Where Do You Turn When they All Say "No," or, Dealing With a Psycho Ex
Okay, I am sick of seeing my husband and step-son suffer at the hands of a bitter, resentful ex. (Oh my, this may get a little confusing BUT- here we go.)
My husband and his ex divorced in Bay County, FL in August 2003. She had an attorney, he did not- as she spent all of his money on her attorney, and he trusted after 8 years of marriage to this crazy lady that she would not sink so low as to ream him on support and visitation. (Stupid, I know- and he knows this now!) They resided in the same city, my husband moved out and she had the house. My husband was active duty military at the time, and she decided to move back to her mother's house in Ohio.

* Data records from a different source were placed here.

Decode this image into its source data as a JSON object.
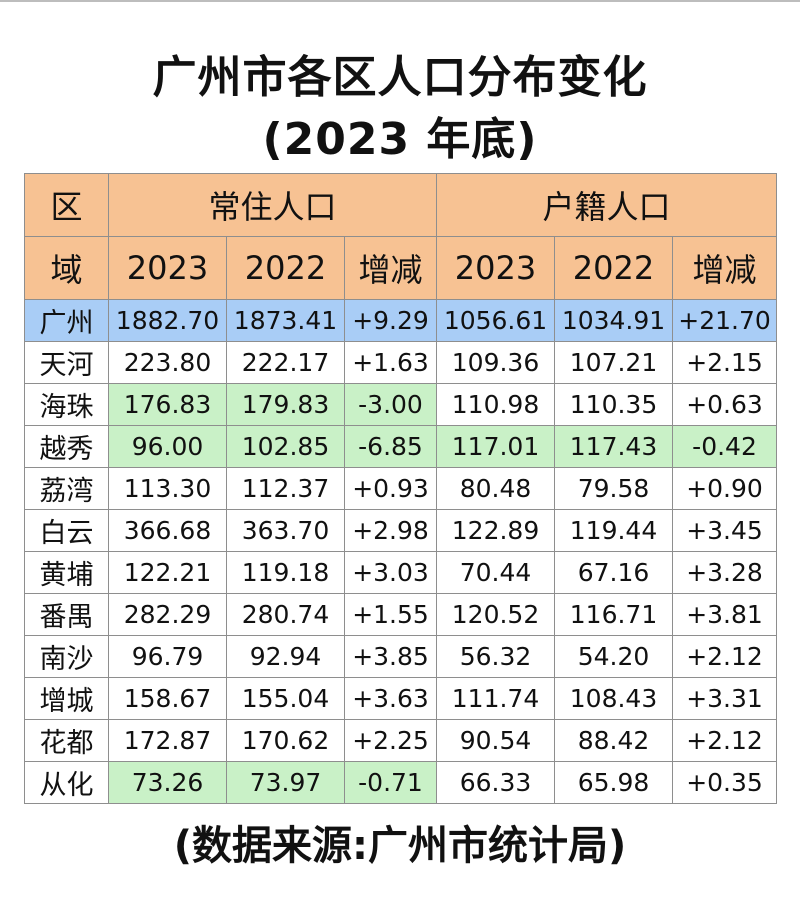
{
  "title_line1": "广州市各区人口分布变化",
  "title_line2": "(2023 年底)",
  "source": "(数据来源:广州市统计局)",
  "header": {
    "district_top": "区",
    "district_bottom": "域",
    "resident": "常住人口",
    "registered": "户籍人口",
    "y2023": "2023",
    "y2022": "2022",
    "change": "增减"
  },
  "colors": {
    "header": "#f7c293",
    "total_row": "#a9cdf6",
    "highlight": "#c9f1c7"
  },
  "rows": [
    {
      "name": "广州",
      "r2023": "1882.70",
      "r2022": "1873.41",
      "rchg": "+9.29",
      "h2023": "1056.61",
      "h2022": "1034.91",
      "hchg": "+21.70"
    },
    {
      "name": "天河",
      "r2023": "223.80",
      "r2022": "222.17",
      "rchg": "+1.63",
      "h2023": "109.36",
      "h2022": "107.21",
      "hchg": "+2.15"
    },
    {
      "name": "海珠",
      "r2023": "176.83",
      "r2022": "179.83",
      "rchg": "-3.00",
      "h2023": "110.98",
      "h2022": "110.35",
      "hchg": "+0.63"
    },
    {
      "name": "越秀",
      "r2023": "96.00",
      "r2022": "102.85",
      "rchg": "-6.85",
      "h2023": "117.01",
      "h2022": "117.43",
      "hchg": "-0.42"
    },
    {
      "name": "荔湾",
      "r2023": "113.30",
      "r2022": "112.37",
      "rchg": "+0.93",
      "h2023": "80.48",
      "h2022": "79.58",
      "hchg": "+0.90"
    },
    {
      "name": "白云",
      "r2023": "366.68",
      "r2022": "363.70",
      "rchg": "+2.98",
      "h2023": "122.89",
      "h2022": "119.44",
      "hchg": "+3.45"
    },
    {
      "name": "黄埔",
      "r2023": "122.21",
      "r2022": "119.18",
      "rchg": "+3.03",
      "h2023": "70.44",
      "h2022": "67.16",
      "hchg": "+3.28"
    },
    {
      "name": "番禺",
      "r2023": "282.29",
      "r2022": "280.74",
      "rchg": "+1.55",
      "h2023": "120.52",
      "h2022": "116.71",
      "hchg": "+3.81"
    },
    {
      "name": "南沙",
      "r2023": "96.79",
      "r2022": "92.94",
      "rchg": "+3.85",
      "h2023": "56.32",
      "h2022": "54.20",
      "hchg": "+2.12"
    },
    {
      "name": "增城",
      "r2023": "158.67",
      "r2022": "155.04",
      "rchg": "+3.63",
      "h2023": "111.74",
      "h2022": "108.43",
      "hchg": "+3.31"
    },
    {
      "name": "花都",
      "r2023": "172.87",
      "r2022": "170.62",
      "rchg": "+2.25",
      "h2023": "90.54",
      "h2022": "88.42",
      "hchg": "+2.12"
    },
    {
      "name": "从化",
      "r2023": "73.26",
      "r2022": "73.97",
      "rchg": "-0.71",
      "h2023": "66.33",
      "h2022": "65.98",
      "hchg": "+0.35"
    }
  ]
}
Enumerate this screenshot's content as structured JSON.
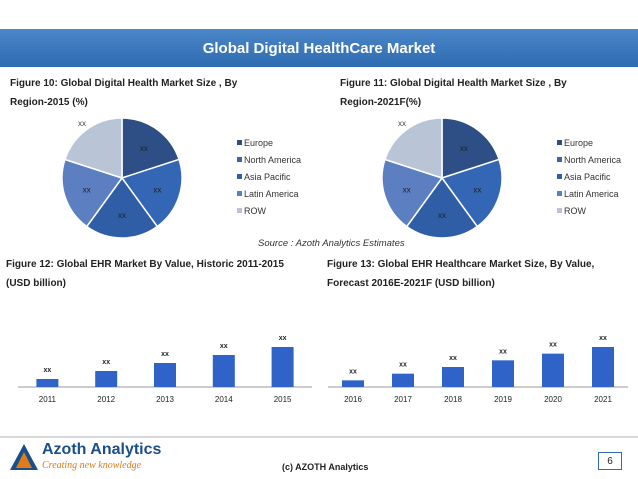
{
  "header": {
    "title": "Global Digital HealthCare Market"
  },
  "captions": {
    "fig10": {
      "line1": "Figure 10: Global Digital Health Market Size , By",
      "line2": "Region-2015 (%)"
    },
    "fig11": {
      "line1": "Figure 11: Global Digital Health Market Size , By",
      "line2": "Region-2021F(%)"
    },
    "fig12": {
      "line1": "Figure 12: Global EHR Market By Value, Historic 2011-2015",
      "line2": "(USD billion)"
    },
    "fig13": {
      "line1": "Figure 13: Global EHR Healthcare Market Size, By Value,",
      "line2": "Forecast 2016E-2021F (USD billion)"
    }
  },
  "source": "Source : Azoth Analytics Estimates",
  "footer": {
    "brand": "Azoth Analytics",
    "tagline": "Creating new knowledge",
    "copyright": "(c) AZOTH Analytics",
    "page_number": "6"
  },
  "colors": {
    "europe": "#2e4f86",
    "north_america": "#3366b4",
    "asia_pacific": "#2f5ea6",
    "latin_america": "#5b7fc0",
    "row": "#b9c4d6",
    "bar": "#2f63c8"
  },
  "chart_data": [
    {
      "type": "pie",
      "labels": [
        "Europe",
        "North America",
        "Asia Pacific",
        "Latin America",
        "ROW"
      ],
      "values": [
        20,
        20,
        20,
        20,
        20
      ],
      "slice_labels": [
        "xx",
        "xx",
        "xx",
        "xx",
        "xx"
      ],
      "legend": "right"
    },
    {
      "type": "pie",
      "labels": [
        "Europe",
        "North America",
        "Asia Pacific",
        "Latin America",
        "ROW"
      ],
      "values": [
        20,
        20,
        20,
        20,
        20
      ],
      "slice_labels": [
        "xx",
        "xx",
        "xx",
        "xx",
        "xx"
      ],
      "legend": "right"
    },
    {
      "type": "bar",
      "categories": [
        "2011",
        "2012",
        "2013",
        "2014",
        "2015"
      ],
      "values": [
        1,
        2,
        3,
        4,
        5
      ],
      "data_labels": [
        "xx",
        "xx",
        "xx",
        "xx",
        "xx"
      ]
    },
    {
      "type": "bar",
      "categories": [
        "2016",
        "2017",
        "2018",
        "2019",
        "2020",
        "2021"
      ],
      "values": [
        1,
        2,
        3,
        4,
        5,
        6
      ],
      "data_labels": [
        "xx",
        "xx",
        "xx",
        "xx",
        "xx",
        "xx"
      ]
    }
  ]
}
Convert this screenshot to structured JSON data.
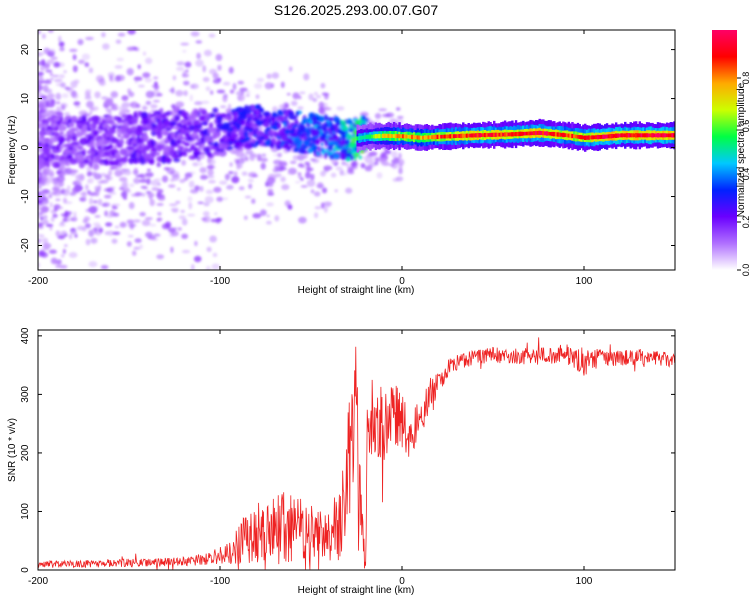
{
  "title": "S126.2025.293.00.07.G07",
  "colors": {
    "snr_line": "#ee2222",
    "frame": "#000000",
    "background": "#ffffff"
  },
  "chart_data": [
    {
      "type": "heatmap",
      "name": "spectrogram",
      "xlabel": "Height of straight line (km)",
      "ylabel": "Frequency (Hz)",
      "xlim": [
        -200,
        150
      ],
      "ylim": [
        -25,
        24
      ],
      "xticks": [
        -200,
        -100,
        0,
        100
      ],
      "xtick_labels": [
        "-200",
        "-100",
        "0",
        "100"
      ],
      "yticks": [
        -20,
        -10,
        0,
        10,
        20
      ],
      "ytick_labels": [
        "-20",
        "-10",
        "0",
        "10",
        "20"
      ],
      "ridge": {
        "x": [
          -200,
          -170,
          -140,
          -120,
          -100,
          -80,
          -60,
          -40,
          -30,
          -20,
          -10,
          0,
          10,
          20,
          40,
          60,
          75,
          90,
          100,
          110,
          120,
          150
        ],
        "freq": [
          1.0,
          1.5,
          2.0,
          2.5,
          3.0,
          4.5,
          3.5,
          2.0,
          1.5,
          2.2,
          2.4,
          2.3,
          2.0,
          2.2,
          2.5,
          2.7,
          3.0,
          2.5,
          2.0,
          2.2,
          2.5,
          2.5
        ],
        "amplitude": [
          0.2,
          0.2,
          0.22,
          0.22,
          0.25,
          0.3,
          0.35,
          0.4,
          0.45,
          0.55,
          0.7,
          0.8,
          0.75,
          0.85,
          0.9,
          0.9,
          0.95,
          0.85,
          0.9,
          0.95,
          0.95,
          0.95
        ]
      },
      "colorbar": {
        "label": "Normalized spectral amplitude",
        "range": [
          0.0,
          1.0
        ],
        "ticks": [
          0.0,
          0.2,
          0.4,
          0.6,
          0.8
        ],
        "tick_labels": [
          "0.0",
          "0.2",
          "0.4",
          "0.6",
          "0.8"
        ],
        "stops": [
          "#ffffff",
          "#b070ff",
          "#6a00ff",
          "#0022ff",
          "#00c8ff",
          "#00ff44",
          "#ccff00",
          "#ffaa00",
          "#ff0000",
          "#ff0066"
        ]
      }
    },
    {
      "type": "line",
      "name": "snr",
      "xlabel": "Height of straight line (km)",
      "ylabel": "SNR (10 * v/v)",
      "xlim": [
        -200,
        150
      ],
      "ylim": [
        0,
        410
      ],
      "xticks": [
        -200,
        -100,
        0,
        100
      ],
      "xtick_labels": [
        "-200",
        "-100",
        "0",
        "100"
      ],
      "yticks": [
        0,
        100,
        200,
        300,
        400
      ],
      "ytick_labels": [
        "0",
        "100",
        "200",
        "300",
        "400"
      ],
      "series": [
        {
          "name": "SNR",
          "color": "#ee2222",
          "x": [
            -200,
            -180,
            -160,
            -140,
            -120,
            -110,
            -100,
            -95,
            -90,
            -85,
            -80,
            -75,
            -70,
            -65,
            -60,
            -55,
            -50,
            -45,
            -40,
            -35,
            -30,
            -27,
            -25,
            -23,
            -21,
            -20,
            -19,
            -18,
            -15,
            -10,
            -5,
            0,
            5,
            10,
            15,
            20,
            25,
            30,
            35,
            40,
            50,
            60,
            70,
            80,
            90,
            100,
            110,
            120,
            130,
            150
          ],
          "values": [
            10,
            10,
            12,
            12,
            15,
            18,
            25,
            30,
            40,
            55,
            65,
            60,
            70,
            80,
            70,
            75,
            60,
            70,
            60,
            75,
            160,
            230,
            260,
            100,
            30,
            20,
            240,
            250,
            270,
            240,
            270,
            250,
            230,
            260,
            300,
            320,
            345,
            355,
            360,
            365,
            368,
            365,
            367,
            366,
            370,
            355,
            365,
            362,
            365,
            358
          ],
          "noise": [
            6,
            6,
            7,
            7,
            8,
            10,
            15,
            20,
            35,
            45,
            55,
            45,
            60,
            70,
            60,
            60,
            50,
            60,
            50,
            60,
            100,
            120,
            120,
            80,
            30,
            20,
            70,
            60,
            70,
            60,
            55,
            50,
            40,
            35,
            30,
            20,
            16,
            14,
            14,
            14,
            14,
            14,
            14,
            15,
            16,
            25,
            16,
            14,
            14,
            12
          ]
        }
      ]
    }
  ]
}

My husband moved back into the (empty) house, paying her $1800/month for support (800 support, 1000 alimony) and the visitation schedule was for every other weekend, rotating holidays, and two weeks per summer after June 15th. He got raked over the coals, I guess you could say. He never missed a payment (military wouldn't let anyone if they tried!), yet his visitation was royally screwed when she moved to OH. He always bore the burden of travel and hotels and trying to accrue enough leave to go up to OH. She never called, hasn't to this day as a matter of fact, so his son could talk to him... even though he has sent phone cards (she says they are just too difficult to use, although he paid for her engineering degree with the alimony/child support after their divorce!) He always has to call his son (who is now 6- yes, she cheated on him and then had their kid, and they just couldn't work things out) The kicker is this: he/we have been trying to hire an attorney for 4 years now, and no matter where we go, they say it's not in their jurisdiction! What the heck!?
Of course we no longer live in Florida, now in Minnesota (he went out of active duty and into a DOD job last year), she is still in Ohio, the child support is now being enforced through Ohio because she persued it there (and they will not co-operate with Florida, so Florida is saying he has a $90,000 + debt although he is completely caught up, just via OH... but Ohio child support whoevertheyare refuses to tell Florida! ) yet the divorce/visitation/support orders were made in Florida. We have tried attorneys in all these states, and they all say "no, you should petition in insert other state here
" We want to do something, but we have no idea where to start!!! We have been saving for an attorney, and it is so frustrating... she has kept us broke for so long, yet we still save and save just for a weekend in stupid Ohio when it is CONVENIENT FOR HER.
He is trying to get his son for the week of the fourth of July, (it's after June 15th!) But now she's trying to say she scheduled that week off, so he can't get him. What do we do? She is a bitter, bitter person, and sadly lives to make his life hell. (This has been since he met and married me- she throws
out any gifts to his son that have my name and his siblings' names on them)
Please. Any tips or advice would be great, as I am so tired of seeing my husband lose his mind over this. All he wants is to see his son.
Edit: I do not believe I made it clear as to why I used the terms "psycho" and "crazy" when referring to his ex. He always told me how she would try to punch him in the face during arguments, smash his guitars, called him horrible names all the time, never EVER cleaned the house (although she had no job or kids at the time), and flirted with and physically met with people she met online. I thought the things he told me about her might be a bit exaggerated, but over the past four years, I have actually seen this type of behavior on her part with my own eyes. For example: I was sitting with him when he called to schedule a time to get his son for a weekend visit while we were in Ohio, and she started in on a payment being late (he had just been stationed in TX from FL, and his payments were coming out of his paycheck.
The move caused her payment that month to be a whopping two weeks late), then went off yelling in his ear about how he didn't care about her or her son, yadda yadda yadda, and he's trying to do damage control the whole time she is screaming. She then put his then three year-old son on the phone and made him tell his dadday "why did you make mommy cry?" "why don't you love mommy?" She has also BURNED a photo album we made for his son, because it had pictures of me and his new siblings in it.
I finally got to see her house (she was not there when we went to pick up his son, and my husband called me over to look in a window to prove his point) The house was beyond pigsty- it was disgusting. Cigarette butts in glasses, food leftovers, piles of unwashed dishes, beer cans everywhere... I could go on and on. His son has a permanent flat spot on the back of his head from where she kept him in his swing all the damn time when he was a baby while she played on the internet! I'm sorry, but I call that child abuse. Those are minor examples, I don't have the patience to get into too much, it just makes me so mad and frustrated. And yes, we have been keeping a journal of all of this !
The worst part is that all her craziness is only hurting that little boy... taking love away from him that his father and all of us would be all too willing to give. We take pictures of the gifts we send him- she tends to tell him those gifts are from her. I just hope someday he will know the truth- that his father has been busting his butt trying to see him, and loves him more than he will ever know.